CNI initiated the Baby Tooth Survey in December of 1958 with a grant from the United States Public Health Service (later funding came from subsequent Public Health Service grants, along with funds from the Leukemia Guild of Missouri and Illinois.) Louise Reiss, an internist at the St. Louis City Health Department, helmed the study, which aimed to collect 50,000 teeth a year from children in the St. Louis area in order to acquire sufficient quantities of tooth material for testing.

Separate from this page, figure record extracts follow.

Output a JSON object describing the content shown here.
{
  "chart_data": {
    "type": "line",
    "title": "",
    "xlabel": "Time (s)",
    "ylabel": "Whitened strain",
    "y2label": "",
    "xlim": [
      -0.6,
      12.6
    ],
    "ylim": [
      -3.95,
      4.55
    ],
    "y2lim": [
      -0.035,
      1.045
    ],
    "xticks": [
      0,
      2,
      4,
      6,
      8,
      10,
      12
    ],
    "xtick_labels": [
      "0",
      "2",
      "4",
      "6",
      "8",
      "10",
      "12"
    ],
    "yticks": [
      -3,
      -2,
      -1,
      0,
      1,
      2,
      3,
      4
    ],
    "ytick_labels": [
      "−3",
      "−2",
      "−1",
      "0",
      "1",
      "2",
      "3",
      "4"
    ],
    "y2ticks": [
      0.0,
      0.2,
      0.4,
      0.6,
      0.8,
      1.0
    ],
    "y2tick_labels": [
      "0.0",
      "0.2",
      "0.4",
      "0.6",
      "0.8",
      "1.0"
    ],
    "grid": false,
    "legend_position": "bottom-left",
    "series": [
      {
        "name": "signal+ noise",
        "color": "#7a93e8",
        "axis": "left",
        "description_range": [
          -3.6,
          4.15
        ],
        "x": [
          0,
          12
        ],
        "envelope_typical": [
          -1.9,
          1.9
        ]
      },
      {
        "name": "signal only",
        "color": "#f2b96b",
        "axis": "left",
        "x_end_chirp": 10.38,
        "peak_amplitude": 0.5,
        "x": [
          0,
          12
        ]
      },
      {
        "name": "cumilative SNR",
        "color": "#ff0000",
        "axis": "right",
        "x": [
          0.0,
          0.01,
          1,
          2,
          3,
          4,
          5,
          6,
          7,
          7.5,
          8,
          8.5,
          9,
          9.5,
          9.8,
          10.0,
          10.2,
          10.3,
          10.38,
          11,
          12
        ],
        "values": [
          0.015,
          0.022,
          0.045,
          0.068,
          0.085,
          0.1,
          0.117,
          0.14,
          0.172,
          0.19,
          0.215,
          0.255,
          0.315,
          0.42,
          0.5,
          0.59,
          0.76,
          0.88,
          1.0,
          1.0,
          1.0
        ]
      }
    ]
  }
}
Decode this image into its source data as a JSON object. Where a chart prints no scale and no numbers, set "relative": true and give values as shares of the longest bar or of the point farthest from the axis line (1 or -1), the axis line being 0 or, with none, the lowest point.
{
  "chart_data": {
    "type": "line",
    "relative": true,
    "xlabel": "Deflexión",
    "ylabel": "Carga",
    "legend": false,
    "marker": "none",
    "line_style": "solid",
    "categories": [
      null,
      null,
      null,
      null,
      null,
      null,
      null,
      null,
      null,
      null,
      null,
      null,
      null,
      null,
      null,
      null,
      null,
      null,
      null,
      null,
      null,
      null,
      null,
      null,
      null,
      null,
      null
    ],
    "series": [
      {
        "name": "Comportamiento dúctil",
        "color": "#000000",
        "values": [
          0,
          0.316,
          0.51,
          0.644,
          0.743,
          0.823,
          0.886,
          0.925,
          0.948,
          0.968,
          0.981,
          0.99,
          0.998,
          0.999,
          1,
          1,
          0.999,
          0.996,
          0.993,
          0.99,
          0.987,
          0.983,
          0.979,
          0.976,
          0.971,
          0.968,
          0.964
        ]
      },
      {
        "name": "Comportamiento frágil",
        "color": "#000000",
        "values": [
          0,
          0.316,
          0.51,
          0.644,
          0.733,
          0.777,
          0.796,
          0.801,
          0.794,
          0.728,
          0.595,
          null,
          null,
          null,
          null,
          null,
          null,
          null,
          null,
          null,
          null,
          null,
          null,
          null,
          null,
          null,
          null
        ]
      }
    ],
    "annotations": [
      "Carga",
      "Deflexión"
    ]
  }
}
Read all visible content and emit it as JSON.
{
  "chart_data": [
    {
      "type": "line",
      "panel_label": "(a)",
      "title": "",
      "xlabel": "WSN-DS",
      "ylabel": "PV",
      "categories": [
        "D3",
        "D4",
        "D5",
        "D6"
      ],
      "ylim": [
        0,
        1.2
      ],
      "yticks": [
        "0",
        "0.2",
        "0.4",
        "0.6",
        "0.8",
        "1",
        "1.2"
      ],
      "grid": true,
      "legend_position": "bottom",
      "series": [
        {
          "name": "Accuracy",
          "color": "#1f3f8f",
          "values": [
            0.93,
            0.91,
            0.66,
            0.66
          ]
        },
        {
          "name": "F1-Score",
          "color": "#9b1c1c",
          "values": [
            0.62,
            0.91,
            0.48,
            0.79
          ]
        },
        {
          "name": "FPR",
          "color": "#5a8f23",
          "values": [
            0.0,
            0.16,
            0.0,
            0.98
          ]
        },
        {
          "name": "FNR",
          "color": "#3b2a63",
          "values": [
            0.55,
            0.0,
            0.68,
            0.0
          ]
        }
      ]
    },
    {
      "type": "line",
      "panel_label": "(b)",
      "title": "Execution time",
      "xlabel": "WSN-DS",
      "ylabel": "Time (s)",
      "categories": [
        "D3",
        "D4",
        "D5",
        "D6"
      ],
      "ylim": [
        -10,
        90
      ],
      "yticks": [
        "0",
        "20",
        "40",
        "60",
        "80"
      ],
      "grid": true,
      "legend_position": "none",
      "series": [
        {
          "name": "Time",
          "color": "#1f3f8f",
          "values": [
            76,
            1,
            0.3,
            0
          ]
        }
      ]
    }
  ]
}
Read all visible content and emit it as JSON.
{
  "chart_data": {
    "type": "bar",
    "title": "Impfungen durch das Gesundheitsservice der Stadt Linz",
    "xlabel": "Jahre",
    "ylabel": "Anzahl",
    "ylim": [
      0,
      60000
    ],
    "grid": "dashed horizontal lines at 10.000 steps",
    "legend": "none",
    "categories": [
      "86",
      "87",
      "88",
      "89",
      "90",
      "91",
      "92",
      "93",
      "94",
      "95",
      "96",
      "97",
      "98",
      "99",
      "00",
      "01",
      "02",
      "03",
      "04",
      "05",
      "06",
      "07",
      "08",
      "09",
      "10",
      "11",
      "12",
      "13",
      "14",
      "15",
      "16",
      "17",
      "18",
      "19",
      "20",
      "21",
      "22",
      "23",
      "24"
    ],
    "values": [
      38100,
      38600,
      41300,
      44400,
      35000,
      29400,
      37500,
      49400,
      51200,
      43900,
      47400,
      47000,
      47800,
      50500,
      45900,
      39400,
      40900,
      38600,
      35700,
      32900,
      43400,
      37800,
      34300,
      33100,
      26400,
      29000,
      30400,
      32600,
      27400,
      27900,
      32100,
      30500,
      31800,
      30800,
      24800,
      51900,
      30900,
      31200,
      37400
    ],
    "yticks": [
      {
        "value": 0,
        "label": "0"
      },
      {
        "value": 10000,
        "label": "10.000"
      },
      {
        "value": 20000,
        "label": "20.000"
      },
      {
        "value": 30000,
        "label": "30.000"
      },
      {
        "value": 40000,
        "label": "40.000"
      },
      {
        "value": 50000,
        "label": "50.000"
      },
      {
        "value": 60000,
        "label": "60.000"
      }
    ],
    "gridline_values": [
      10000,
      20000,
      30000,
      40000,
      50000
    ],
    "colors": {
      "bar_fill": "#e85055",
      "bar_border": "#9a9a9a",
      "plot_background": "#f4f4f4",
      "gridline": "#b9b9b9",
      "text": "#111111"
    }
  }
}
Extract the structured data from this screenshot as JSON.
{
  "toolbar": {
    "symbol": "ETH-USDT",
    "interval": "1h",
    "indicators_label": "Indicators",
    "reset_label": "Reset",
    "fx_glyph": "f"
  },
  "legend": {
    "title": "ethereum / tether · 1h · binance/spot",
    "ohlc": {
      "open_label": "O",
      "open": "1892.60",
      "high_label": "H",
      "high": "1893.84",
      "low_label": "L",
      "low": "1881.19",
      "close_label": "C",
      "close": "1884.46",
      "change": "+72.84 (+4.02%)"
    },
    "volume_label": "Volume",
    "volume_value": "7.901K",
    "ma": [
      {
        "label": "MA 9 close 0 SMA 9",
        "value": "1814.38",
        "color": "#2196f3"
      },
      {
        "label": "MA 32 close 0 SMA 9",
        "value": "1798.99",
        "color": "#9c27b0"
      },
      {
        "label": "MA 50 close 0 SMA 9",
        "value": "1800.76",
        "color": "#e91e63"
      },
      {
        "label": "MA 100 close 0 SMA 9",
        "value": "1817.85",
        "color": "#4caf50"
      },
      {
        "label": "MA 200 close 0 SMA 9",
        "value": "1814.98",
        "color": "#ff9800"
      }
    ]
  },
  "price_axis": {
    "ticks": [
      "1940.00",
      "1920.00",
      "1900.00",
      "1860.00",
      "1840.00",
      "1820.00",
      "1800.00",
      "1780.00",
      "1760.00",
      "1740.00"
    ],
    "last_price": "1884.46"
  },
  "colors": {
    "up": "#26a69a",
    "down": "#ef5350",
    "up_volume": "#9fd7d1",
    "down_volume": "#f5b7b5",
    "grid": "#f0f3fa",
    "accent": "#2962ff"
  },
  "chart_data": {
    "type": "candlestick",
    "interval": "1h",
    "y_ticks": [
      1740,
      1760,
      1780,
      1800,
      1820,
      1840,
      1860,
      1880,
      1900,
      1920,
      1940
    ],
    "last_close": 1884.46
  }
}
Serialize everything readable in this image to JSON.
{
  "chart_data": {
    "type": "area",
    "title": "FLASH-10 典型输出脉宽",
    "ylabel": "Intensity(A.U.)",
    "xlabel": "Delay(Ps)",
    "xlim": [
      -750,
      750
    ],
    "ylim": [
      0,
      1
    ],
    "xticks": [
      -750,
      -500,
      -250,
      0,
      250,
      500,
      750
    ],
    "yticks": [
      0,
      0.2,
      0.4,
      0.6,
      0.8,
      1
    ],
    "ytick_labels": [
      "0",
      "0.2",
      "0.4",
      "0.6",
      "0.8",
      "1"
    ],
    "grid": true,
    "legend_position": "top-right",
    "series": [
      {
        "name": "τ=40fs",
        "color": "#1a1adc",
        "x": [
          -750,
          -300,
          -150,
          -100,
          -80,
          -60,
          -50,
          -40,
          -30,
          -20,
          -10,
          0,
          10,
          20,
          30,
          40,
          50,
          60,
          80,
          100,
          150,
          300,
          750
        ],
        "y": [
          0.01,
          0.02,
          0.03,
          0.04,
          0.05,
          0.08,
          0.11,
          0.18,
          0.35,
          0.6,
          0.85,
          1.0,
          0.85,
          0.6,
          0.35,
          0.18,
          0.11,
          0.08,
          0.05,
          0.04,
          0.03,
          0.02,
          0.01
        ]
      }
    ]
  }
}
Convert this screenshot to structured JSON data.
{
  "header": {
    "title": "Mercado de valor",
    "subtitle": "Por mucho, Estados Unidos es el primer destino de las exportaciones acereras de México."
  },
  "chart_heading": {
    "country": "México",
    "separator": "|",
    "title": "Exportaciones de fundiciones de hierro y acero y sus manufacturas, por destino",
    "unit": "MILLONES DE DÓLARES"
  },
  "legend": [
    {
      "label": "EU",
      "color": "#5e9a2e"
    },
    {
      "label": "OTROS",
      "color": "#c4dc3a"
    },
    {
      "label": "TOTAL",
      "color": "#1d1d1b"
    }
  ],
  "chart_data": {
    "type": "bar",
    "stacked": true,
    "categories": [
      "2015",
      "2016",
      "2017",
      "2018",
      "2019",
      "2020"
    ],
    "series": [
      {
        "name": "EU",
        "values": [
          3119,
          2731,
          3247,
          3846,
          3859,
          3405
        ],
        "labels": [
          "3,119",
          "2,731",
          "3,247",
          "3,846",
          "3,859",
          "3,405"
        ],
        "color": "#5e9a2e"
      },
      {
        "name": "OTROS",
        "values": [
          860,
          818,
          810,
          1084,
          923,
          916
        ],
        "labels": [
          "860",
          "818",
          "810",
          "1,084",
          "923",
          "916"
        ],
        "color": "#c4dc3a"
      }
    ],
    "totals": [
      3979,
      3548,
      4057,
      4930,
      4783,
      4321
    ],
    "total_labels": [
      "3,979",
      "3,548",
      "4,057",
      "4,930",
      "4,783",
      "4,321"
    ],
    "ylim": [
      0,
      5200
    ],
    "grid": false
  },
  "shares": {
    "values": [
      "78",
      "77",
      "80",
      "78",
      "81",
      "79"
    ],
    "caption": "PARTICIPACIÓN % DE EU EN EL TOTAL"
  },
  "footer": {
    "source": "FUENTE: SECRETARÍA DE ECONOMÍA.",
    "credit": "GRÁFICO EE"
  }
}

Such an ambitious effort required the participation of every school in the St. Louis area and a publicity blitz to match. Reiss met with the superintendents of each school system. She met with dentists, school librarians, YMCA directors, local dental and pharmaceutical professional groups. A 1964 report on the study detailed the extraordinary support Reiss won from the community:

During the weeks of the semi-annual Tooth Round-ups, public service time is given generously by radio and television stations to publicize the needs of the Survey. Mayor Raymond Tucker has proclaimed Tooth Survey Week. Last December the Veiled Prophet queen, St. Louis’ traditional reigning beauty, celebrated the Survey’s fifth birthday with a party at Children’s Hospital. A large model of a tooth (with a child inside) gives out forms in department stores. And, most important, dentists are reminded by letter and at conventions how helpful it will be if they make the forms available in their offices. So well known has BTS become that letters from children, addressed simply “Tooth Fairy, St. Louis,” reach their destination at the CNI office.

Pretty bad that it took everyday citizens to develop even the most basic monitoring of how nuclear fallout was affecting children. But then that’s the Cold War for you.